2018-04-20

Fedora Infrastructure Hackathon (day 1-5)

From 2018-04-09 to 2018-04-13, most of the Fedora Infrastructure team was in Fredericksburg, Virginia working face to face on various issues. I already covered my trip on the 08th to Fredericksburg so this is a followup blog to cover what happened. Each day had a pretty predictable cycle to it starting with waking up around 06:30 and getting a shower and breakfast downstairs. The hotel was near Quantico which is used by various government agencies for training so I got to see a lot of people every morning suiting up. Around 07:30, various coworkers from different time zones would start stumbling in.. some because it was way too late to get up in a day, and others because it was way too early. Everyone would get a cup or two of coffee in them and Paul would show up to herd us towards the cars. [Sometimes it took two or three attempts as someone would straggle away to try and get another 40 winks.] Then we would drive over to the University of Mary Washington extension campus.

I wanted to give an enormous shout-out to the staff there, people checked in on us every day to see if we had any problems, and worked around our weird schedules. They also helped get our firewall items fixed as the campus is fairly locked down for guests but made it so our area had an exception for the week so that ssh would work. 

Once we got situated in the room, we would work through the days problems we would try to tackle.

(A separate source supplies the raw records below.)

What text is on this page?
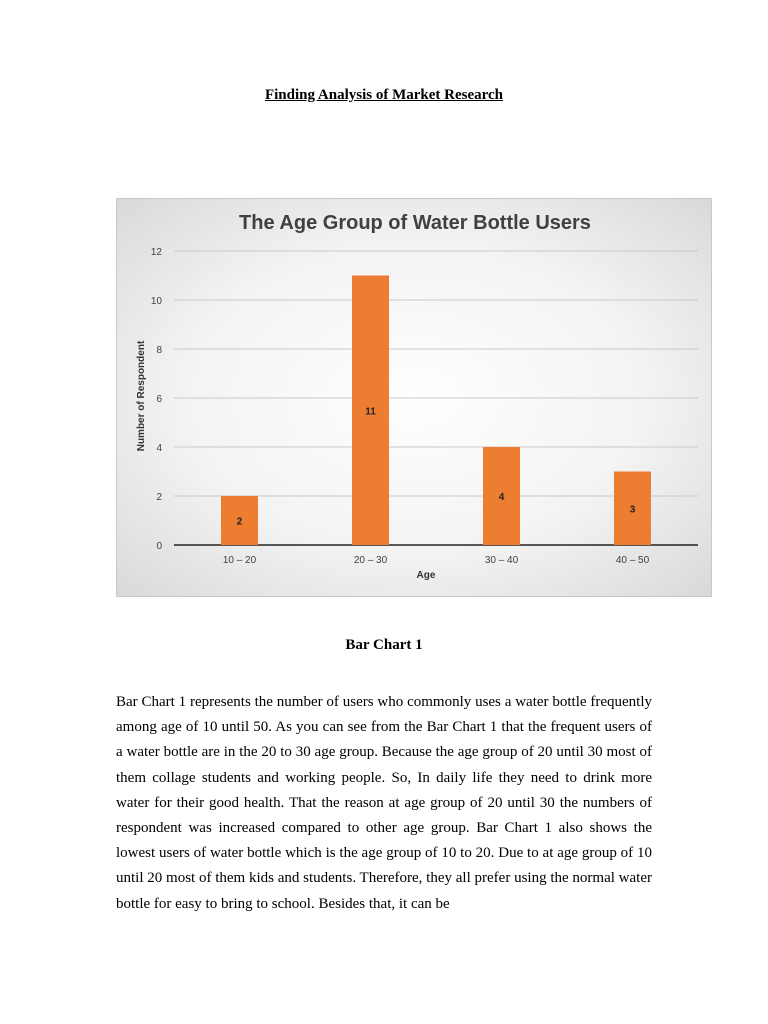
Finding Analysis of Market Research
The Age Group of Water Bottle Users
0
2
4
6
8
10
12
2
10 – 20
11
20 – 30
4
30 – 40
3
40 – 50
Age
Number of Respondent
Bar Chart 1

Bar Chart 1 represents the number of users who commonly uses a water bottle frequently among age of 10 until 50. As you can see from the Bar Chart 1 that the frequent users of a water bottle are in the 20 to 30 age group. Because the age group of 20 until 30 most of them collage students and working people. So, In daily life they need to drink more water for their good health. That the reason at age group of 20 until 30 the numbers of respondent was increased compared to other age group. Bar Chart 1 also shows the lowest users of water bottle which is the age group of 10 to 20. Due to at age group of 10 until 20 most of them kids and students. Therefore, they all prefer using the normal water bottle for easy to bring to school. Besides that, it can be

Monday was documentation, Tuesday was reassigning tasks, Wednesday was working through AWX rollouts, Thursday was trying to get bodhi working with openshift. Friday we headed home via our different methods. [I took a train though not this one.. this was the CSX shipping train which came through before ours.]

Most of the work I did during this was working on tasks to get people enabled and working. I helped get Dusty and Sinny into a group which could log into various atomic staging systems to see what logs and builds were doing. I worked with Paul Frields on writing service level expectations that I will be putting into more detail in next weeks blogs. I talked with Brian Stinson and Jim Perrin on CentOS/EPEL build tools and plans.


Finally I worked with Matthew Miller on statistics needs and will be looking to work with CoreOS people someday in the future on how to update how we collect data. As with any face to face meetings, it was mostly about getting personal feedback on what is working and what isn't. I have a better idea on things needed in the future for the Fedora Apprentice group (my blogs for 2 weeks from now), Service Level Expectations, and EPEL (3 to 4 weeks from now).